In first opinion practice however, new products are sometimes greeted with fatigue, scepticism and the question:
“Why do we need more parasite treatment products?”
This response is understandable given that the market appears close to saturation point. However, new parasiticide products are undeniably a good thing for the Veterinary profession and parasite control. The introduction of these products brings a wide range of benefits for client, pet and practitioner alike.
· New molecules decrease resistance risk – The presence of large wildlife reservoirs, intermediate and paratenic hosts has meant that resistance in pet animal parasites has been very slow to develop. It currently has little or no influence on the control of ectoparasites and intestinal helminths of cats and dogs. This does not however, mean that Veterinary professionals should be complacent and emerging resistance in Dirofilaria immitis to macrocyclic lactones, and cases of Giardia resistant to fenbendazole, demonstrate the need for the use of parasiticides to be evidence and risk based. There are many circumstances where the use of parasiticides however, is vital to prevent disease in cats and dogs and limit zoonotic risk. The development and discovery of new drug classes such as the isoxazolines has created completely new options in the treatment of ectoparasites, but the control of other parasites such as tapeworms relies heavily on just one drug, praziquantel. Development of new drugs in tapeworm and heartworm prevention would create more options, if resistance were to start to develop.
· More choice increases compliance – A risk based approach to assessing a client and pet’s needs is vitally important to avoid excessive treatment, while bonding the client and ensuring all parasitic disease threats are met. Compliance however, is also vital if these treatments are to be delivered successfully. Clients may have a strong preference for spot on treatments, tablets or a collar, and the pet may have had adverse reactions to products such as vomiting or localised skin reactions in the past. Some clients may require a systemic product as they shampoo their pet or it frequently swims. Having a wide range of products allows flexibility in improving compliance, while not compromising on parasite control.
· More drug companies have comprehensive parasiticide portfolios – Some Veterinary practices understandably want to deal with a limited number of companies to increase buyer discounts and to build relationships with their representatives.
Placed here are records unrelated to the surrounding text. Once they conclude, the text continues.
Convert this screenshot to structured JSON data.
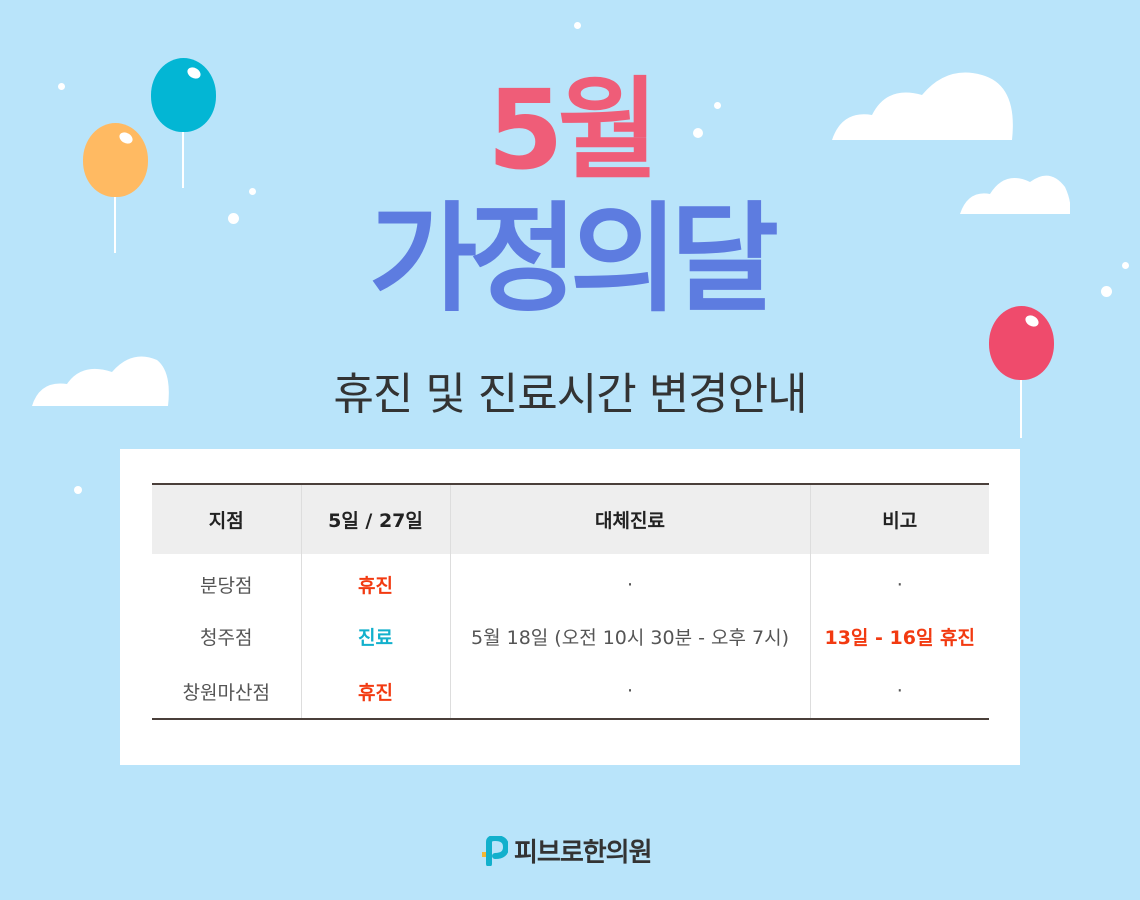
{
  "banner": {
    "month": "5월",
    "title": "가정의달",
    "subtitle": "휴진 및 진료시간 변경안내"
  },
  "table": {
    "headers": [
      "지점",
      "5일 / 27일",
      "대체진료",
      "비고"
    ],
    "rows": [
      {
        "branch": "분당점",
        "status": "휴진",
        "alt": "·",
        "note": "·"
      },
      {
        "branch": "청주점",
        "status": "진료",
        "alt": "5월 18일 (오전 10시 30분 - 오후 7시)",
        "note": "13일 - 16일 휴진"
      },
      {
        "branch": "창원마산점",
        "status": "휴진",
        "alt": "·",
        "note": "·"
      }
    ]
  },
  "footer": {
    "logo_text": "피브로한의원"
  },
  "colors": {
    "background": "#b9e4fa",
    "month": "#ef5d78",
    "title": "#5d7ce0",
    "closed": "#f23a11",
    "open": "#12b0cc"
  }
}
This could be a problem historically if certain types of product and parasite coverage were limited to individual companies. Now with most drug companies widening their parasiticide portfolio, risk and compliance based decisions can be made, while still dealing with the drug company of the practice’s choice
· New products bring innovative problem solving research and validation of old data. – The arrival of new products generates vitally important data in one of two ways. New drugs require studies to obtain their license against target species but can also generate research demonstrating efficacy against a wider range of parasites. This is useful where alternative treatments are not available or have significant limitations. An example is the isoxozlines which are licensed to treat and prevent various ticks and flea infestations, but have also showed promising efficacy in the treatment of demodicosis. This has provided a useful additional range of treatments, where licensed options against Demodex are contraindicated or have proved ineffective in individual cases. Where old molecules are used in new formulations, it allows revalidation of what can be very old efficacy data. Selamectin, fipronil, imidacloprid and praziquantel are all old drugs which have had their efficacy revalidated when they have been used in new combination products.
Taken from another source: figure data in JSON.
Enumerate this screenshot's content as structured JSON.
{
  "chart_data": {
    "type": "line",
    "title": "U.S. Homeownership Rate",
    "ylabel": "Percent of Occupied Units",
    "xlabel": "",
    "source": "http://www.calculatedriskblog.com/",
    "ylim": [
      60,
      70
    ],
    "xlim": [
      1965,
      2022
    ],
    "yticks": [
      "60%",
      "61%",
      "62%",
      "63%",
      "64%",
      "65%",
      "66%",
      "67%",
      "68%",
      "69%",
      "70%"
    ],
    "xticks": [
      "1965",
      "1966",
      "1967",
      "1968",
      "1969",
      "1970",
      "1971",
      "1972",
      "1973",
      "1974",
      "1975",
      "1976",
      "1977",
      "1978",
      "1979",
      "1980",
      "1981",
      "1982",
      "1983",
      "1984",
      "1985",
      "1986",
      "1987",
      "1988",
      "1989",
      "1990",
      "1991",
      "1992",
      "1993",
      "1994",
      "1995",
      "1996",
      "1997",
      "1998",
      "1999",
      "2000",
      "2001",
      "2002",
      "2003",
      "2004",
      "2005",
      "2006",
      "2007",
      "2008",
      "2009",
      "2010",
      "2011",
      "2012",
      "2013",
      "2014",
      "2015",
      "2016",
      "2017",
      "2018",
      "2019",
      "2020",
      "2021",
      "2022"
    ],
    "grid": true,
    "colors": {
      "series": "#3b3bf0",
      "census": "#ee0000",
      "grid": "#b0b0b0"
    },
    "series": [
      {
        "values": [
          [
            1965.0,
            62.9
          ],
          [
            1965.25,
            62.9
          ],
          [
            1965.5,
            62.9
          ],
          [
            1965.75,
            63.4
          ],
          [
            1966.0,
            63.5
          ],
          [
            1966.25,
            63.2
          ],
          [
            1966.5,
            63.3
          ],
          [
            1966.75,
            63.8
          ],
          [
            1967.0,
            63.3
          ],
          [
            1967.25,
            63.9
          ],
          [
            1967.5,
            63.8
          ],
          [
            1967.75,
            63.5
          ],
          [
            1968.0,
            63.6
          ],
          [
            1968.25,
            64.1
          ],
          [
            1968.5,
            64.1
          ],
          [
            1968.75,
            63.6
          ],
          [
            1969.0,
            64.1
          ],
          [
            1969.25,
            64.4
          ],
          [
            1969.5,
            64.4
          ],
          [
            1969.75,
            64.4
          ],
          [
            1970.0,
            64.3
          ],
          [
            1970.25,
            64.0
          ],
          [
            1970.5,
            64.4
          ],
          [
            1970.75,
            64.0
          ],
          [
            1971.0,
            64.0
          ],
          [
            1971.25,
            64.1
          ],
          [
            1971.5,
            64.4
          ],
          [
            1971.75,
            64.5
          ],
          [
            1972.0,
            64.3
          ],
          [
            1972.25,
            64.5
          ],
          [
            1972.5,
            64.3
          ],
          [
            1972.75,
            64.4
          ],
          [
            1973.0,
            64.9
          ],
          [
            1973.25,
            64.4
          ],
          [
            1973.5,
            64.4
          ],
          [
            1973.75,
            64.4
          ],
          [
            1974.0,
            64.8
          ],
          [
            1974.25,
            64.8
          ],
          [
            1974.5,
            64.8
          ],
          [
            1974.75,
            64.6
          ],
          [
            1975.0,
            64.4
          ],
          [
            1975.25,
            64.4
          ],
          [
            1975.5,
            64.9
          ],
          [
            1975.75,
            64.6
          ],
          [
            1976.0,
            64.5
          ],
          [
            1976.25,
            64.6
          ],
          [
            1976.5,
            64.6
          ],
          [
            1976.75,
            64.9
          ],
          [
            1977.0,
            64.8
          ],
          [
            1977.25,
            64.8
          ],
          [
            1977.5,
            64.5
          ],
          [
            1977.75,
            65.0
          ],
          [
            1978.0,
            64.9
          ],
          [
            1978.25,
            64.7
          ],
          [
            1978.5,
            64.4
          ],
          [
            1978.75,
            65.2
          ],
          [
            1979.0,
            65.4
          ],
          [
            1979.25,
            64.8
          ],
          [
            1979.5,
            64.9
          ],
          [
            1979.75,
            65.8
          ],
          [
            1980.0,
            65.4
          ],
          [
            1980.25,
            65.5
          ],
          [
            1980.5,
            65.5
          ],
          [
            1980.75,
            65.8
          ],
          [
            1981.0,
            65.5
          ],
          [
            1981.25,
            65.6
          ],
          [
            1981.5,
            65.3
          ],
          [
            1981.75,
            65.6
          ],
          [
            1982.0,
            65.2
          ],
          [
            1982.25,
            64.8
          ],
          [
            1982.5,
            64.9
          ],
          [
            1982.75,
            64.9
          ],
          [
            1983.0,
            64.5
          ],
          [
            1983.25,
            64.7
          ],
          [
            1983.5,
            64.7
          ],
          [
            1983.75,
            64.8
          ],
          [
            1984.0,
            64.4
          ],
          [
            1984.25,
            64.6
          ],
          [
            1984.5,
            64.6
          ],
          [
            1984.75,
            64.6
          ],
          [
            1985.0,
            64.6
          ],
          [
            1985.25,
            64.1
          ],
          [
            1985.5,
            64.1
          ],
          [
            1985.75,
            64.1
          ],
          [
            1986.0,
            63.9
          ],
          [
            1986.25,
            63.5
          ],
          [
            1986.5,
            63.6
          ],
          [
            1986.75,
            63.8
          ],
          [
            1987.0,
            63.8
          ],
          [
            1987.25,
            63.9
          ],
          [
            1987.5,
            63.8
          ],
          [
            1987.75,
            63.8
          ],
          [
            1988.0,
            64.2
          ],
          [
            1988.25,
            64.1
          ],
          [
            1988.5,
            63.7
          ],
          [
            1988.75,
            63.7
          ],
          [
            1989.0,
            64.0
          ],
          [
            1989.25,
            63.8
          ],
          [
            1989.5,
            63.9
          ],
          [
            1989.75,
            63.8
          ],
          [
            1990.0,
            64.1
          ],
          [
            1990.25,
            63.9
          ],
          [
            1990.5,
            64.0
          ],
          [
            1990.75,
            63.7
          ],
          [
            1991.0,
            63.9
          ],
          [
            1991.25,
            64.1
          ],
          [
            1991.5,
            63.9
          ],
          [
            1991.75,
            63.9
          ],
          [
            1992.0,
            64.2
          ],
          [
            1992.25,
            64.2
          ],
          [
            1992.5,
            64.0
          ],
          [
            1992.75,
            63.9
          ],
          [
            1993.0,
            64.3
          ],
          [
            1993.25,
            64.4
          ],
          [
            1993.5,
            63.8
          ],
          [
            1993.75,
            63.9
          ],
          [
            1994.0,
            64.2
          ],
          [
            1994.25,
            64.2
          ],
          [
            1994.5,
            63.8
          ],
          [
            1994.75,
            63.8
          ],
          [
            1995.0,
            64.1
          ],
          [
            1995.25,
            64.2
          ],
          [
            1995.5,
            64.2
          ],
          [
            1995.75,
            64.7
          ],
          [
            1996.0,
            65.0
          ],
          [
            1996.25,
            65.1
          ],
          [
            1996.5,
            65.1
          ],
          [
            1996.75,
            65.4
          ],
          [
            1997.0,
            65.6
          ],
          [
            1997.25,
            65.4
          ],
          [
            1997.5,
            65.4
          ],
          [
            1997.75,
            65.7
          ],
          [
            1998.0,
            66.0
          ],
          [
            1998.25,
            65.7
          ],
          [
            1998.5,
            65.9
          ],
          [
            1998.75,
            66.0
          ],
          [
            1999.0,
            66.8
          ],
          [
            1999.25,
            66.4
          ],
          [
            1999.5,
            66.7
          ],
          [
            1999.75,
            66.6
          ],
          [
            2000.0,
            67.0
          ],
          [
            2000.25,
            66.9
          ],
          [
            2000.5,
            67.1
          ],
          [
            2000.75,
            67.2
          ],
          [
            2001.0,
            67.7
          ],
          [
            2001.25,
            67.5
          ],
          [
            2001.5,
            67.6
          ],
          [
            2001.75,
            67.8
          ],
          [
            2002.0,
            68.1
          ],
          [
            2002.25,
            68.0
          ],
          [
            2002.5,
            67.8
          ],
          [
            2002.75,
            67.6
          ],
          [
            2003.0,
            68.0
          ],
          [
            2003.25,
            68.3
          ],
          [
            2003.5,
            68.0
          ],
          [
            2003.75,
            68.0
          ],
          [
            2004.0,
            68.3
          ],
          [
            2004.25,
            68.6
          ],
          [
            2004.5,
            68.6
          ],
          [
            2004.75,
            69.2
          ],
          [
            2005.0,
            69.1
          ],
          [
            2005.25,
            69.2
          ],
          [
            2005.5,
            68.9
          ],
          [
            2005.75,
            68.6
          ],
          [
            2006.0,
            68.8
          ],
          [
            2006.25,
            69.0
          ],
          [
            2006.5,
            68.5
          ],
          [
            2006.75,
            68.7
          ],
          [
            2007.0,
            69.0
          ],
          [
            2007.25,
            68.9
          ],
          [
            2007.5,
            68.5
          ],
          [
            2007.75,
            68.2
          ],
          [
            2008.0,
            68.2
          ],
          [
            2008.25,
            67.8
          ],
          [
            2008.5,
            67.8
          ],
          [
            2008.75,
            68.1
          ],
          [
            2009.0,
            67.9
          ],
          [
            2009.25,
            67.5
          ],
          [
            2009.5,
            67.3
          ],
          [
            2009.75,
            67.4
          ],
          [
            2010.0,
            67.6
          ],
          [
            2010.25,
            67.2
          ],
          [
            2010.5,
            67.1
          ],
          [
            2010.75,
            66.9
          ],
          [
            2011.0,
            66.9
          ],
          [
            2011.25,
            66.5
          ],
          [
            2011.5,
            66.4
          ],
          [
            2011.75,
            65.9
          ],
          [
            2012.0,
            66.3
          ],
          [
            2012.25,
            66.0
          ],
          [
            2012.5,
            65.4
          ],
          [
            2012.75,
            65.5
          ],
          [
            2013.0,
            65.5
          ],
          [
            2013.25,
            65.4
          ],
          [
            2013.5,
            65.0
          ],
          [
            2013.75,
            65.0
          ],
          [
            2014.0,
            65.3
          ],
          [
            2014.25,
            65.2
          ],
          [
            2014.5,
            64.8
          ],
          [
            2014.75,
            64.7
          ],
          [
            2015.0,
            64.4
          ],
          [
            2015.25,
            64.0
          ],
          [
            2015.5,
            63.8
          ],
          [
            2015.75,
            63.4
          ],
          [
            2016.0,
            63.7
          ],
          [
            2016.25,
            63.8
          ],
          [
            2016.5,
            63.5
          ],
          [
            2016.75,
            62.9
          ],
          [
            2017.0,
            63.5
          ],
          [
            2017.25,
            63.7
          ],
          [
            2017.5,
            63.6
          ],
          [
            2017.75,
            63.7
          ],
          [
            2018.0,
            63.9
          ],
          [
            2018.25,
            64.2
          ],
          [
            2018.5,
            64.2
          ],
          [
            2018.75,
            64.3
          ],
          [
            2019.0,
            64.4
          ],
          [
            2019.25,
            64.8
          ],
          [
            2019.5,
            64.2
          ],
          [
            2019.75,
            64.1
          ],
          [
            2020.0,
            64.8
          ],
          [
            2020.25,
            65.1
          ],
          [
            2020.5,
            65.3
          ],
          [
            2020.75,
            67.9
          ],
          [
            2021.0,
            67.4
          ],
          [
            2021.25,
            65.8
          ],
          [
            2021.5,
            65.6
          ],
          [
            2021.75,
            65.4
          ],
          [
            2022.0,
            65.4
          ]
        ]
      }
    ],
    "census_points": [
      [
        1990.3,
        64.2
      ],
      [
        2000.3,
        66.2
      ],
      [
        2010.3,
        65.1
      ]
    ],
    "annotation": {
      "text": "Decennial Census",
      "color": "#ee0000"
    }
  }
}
Without innovation by drug companies in developing new molecules, and finding novel combinations and formulations of old ones, product options for treating parasites would be limited and rely on old data for evidence of their efficacy. By considering the possibilities that new products bring and having positive discussions with drug company representatives, we encourage drug company research and development and further new drug and novel drug combination research. In doing so, there is increased flexibility in the tools that are available to control parasitic disease outbreaks and zoonotic risk. ESCCAP UK & Ireland will continue to engage and encourage cooperation with all drug companies in the Veterinary market to find new solutions to parasite control problems.